スーパーで半額のおかず買ひしのち石岡道子の部屋の明かり見ゆ 大坂瑞貴
父親とお前の寝顔瓜ふたつと我しか知らぬ鉛抱けり 石原夏子
友達はみんなポケットの中にいて文字でやりとりするだけの仲 大木はち

舌圧子を押し戻すとき力ある肉色の舌みえかくれする 穂積みづほ
咳の出る風邪うつされたことを知るぐんぐん株価の上がりゆく午後 石橋泰奈
ああめんど。学校めんど。朝晩をつぶやく子どもがいるこの六月。 宇梶晶子
握り飯ほおばりにけり葬儀屋が火葬のひまに汗を拭きつつ 相馬好子
地面にも地面の恋があるでしょう なるべくかるき靴でゆきます 鈴木四季
風合いを指は欲りつつ人を思(も)う榛原の便箋えらびいるとき 中田明子 
君の手紙息せききって封を切る返却された合鍵ぽとり 王生令子
仮眠室のほのぐらい中風入れるもうなつかしい昨日の近江 大喜多秀起
思い切り深呼吸して素に戻る一生分の嘘使い果たす 夏川ゆう
噴水を背にし眼鏡を拭く君に我の知らない鋭き眼見ゆ ばいんぐりん
長藤の重たく垂るる夏の日をおかれしままの炬燵に入りぬ 山口小夜子
水たまりに映りこむ空深くして視線はぐらりと落下してゆく 佐原亜子
空腹と吐き気のちがいがわからない日がある空は見あげずに待つ 上澄 眠
お迎えのワゴンの窓より老人は小さく手を振る宮様のように 朝日みき
二時間の予約を過ぎた診察で主治医は語る私の短歌を 弟子丸直美
職安のパソコン画面に神と打ち検索するも該当はなく 西之原正明
ボランティアのバンドが奏でる〝ふるさと〟に老人達の表情はなく 森 富子
二次会に「もういぬるんか」ふる里の方言淋し同窓会果つ 川井典子
自転車の坊さん曲たりたる方を見やるも暗き路地つづくだけ 谷口かず子
寝る場所と食べ物さがし戦争中母と歩きし知覧、人吉 山崎一幸
うなづきは人のぬくもり伝えくる雨合羽着たままで話さう 田中律子
平凡にこそ死にたけれと詠みゐしをよもや誤嚥性窒息死とは 藤 かをり
水滴をはらってしまうかのように後ろ向きにごめんねと言う 真 魚

この記事へのコメント

  • kei

    長藤の重たく垂るる夏の日をおかれしままの炬燵に入りぬ 山口小夜子
    何故か懐かしい昭和の匂い。

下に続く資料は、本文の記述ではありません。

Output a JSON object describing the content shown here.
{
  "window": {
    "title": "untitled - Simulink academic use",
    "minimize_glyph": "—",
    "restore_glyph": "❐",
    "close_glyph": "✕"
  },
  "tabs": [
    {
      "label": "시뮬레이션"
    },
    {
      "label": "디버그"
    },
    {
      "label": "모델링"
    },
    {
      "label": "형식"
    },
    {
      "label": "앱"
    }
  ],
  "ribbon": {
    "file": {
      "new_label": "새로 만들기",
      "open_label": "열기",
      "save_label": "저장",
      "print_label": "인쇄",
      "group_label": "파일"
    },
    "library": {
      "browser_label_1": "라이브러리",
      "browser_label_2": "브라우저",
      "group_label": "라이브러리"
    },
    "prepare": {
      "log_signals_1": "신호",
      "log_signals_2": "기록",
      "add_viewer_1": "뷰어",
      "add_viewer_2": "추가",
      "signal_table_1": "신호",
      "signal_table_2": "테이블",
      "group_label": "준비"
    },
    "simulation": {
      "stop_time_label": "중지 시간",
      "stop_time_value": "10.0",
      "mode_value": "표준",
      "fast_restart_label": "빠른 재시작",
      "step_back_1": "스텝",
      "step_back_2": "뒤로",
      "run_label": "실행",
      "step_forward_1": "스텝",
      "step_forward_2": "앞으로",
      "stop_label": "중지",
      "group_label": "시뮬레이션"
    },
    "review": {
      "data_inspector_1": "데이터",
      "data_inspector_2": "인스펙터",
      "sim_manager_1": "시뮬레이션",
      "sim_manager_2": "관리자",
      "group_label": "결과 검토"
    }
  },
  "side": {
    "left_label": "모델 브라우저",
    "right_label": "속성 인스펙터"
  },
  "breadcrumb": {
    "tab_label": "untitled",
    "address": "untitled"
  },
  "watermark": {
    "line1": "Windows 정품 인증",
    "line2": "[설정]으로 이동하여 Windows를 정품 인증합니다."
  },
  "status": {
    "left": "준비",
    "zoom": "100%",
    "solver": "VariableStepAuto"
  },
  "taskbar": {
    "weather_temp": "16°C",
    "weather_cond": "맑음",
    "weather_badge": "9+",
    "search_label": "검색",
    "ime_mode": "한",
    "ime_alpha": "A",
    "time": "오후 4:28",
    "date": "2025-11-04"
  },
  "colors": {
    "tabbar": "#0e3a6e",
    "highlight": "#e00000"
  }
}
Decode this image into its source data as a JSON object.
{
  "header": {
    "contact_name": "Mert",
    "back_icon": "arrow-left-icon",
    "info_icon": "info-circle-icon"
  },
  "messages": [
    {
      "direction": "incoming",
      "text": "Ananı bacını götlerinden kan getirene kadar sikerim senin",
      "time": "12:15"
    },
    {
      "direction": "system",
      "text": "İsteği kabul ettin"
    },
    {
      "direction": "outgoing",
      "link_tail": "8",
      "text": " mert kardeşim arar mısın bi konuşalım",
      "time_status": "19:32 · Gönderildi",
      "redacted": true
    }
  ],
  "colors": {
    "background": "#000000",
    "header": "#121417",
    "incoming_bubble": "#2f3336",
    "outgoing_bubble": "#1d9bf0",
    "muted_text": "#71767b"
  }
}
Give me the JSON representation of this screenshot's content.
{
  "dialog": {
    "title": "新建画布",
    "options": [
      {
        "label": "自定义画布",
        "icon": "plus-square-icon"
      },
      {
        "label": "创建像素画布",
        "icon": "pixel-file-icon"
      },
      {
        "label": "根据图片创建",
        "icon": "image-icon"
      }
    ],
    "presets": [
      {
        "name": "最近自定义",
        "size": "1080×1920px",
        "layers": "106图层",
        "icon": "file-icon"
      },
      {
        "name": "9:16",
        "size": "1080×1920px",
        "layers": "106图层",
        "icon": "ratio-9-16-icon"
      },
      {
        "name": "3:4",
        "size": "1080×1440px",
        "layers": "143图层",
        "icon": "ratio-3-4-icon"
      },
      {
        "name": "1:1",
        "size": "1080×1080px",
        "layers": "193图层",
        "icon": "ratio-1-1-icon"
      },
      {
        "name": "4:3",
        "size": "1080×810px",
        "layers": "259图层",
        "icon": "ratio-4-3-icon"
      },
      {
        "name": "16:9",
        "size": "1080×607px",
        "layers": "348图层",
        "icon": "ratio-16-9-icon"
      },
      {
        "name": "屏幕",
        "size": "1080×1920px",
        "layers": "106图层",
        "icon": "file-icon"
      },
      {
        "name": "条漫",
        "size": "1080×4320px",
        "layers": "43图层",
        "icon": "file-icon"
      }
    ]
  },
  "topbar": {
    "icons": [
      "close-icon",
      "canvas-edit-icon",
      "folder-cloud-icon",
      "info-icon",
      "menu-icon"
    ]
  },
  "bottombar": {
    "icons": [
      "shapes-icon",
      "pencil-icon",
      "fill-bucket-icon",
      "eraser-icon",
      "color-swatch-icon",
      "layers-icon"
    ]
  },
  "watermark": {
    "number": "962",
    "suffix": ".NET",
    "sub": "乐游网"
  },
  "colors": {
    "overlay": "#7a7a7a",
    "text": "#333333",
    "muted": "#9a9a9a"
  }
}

こんな日があった。そんな気がします。
    静かで孤独な、物憂げで、まあ、気兼ねはない、そんな、女の一人居のひっそりとした佇まいを私は子供でしたが、知っていた、そんな気がします。
    2015年10月01日 09:35
  • ひでお

    秀逸なコメントありがとうございます。今後とも名歌選をよろしくお願いします。会員の歌を選んでアップしていること自体が僕の自己主張なのです。これからも、いい歌人と思える人をどんどんピックアップしていきたいと思います。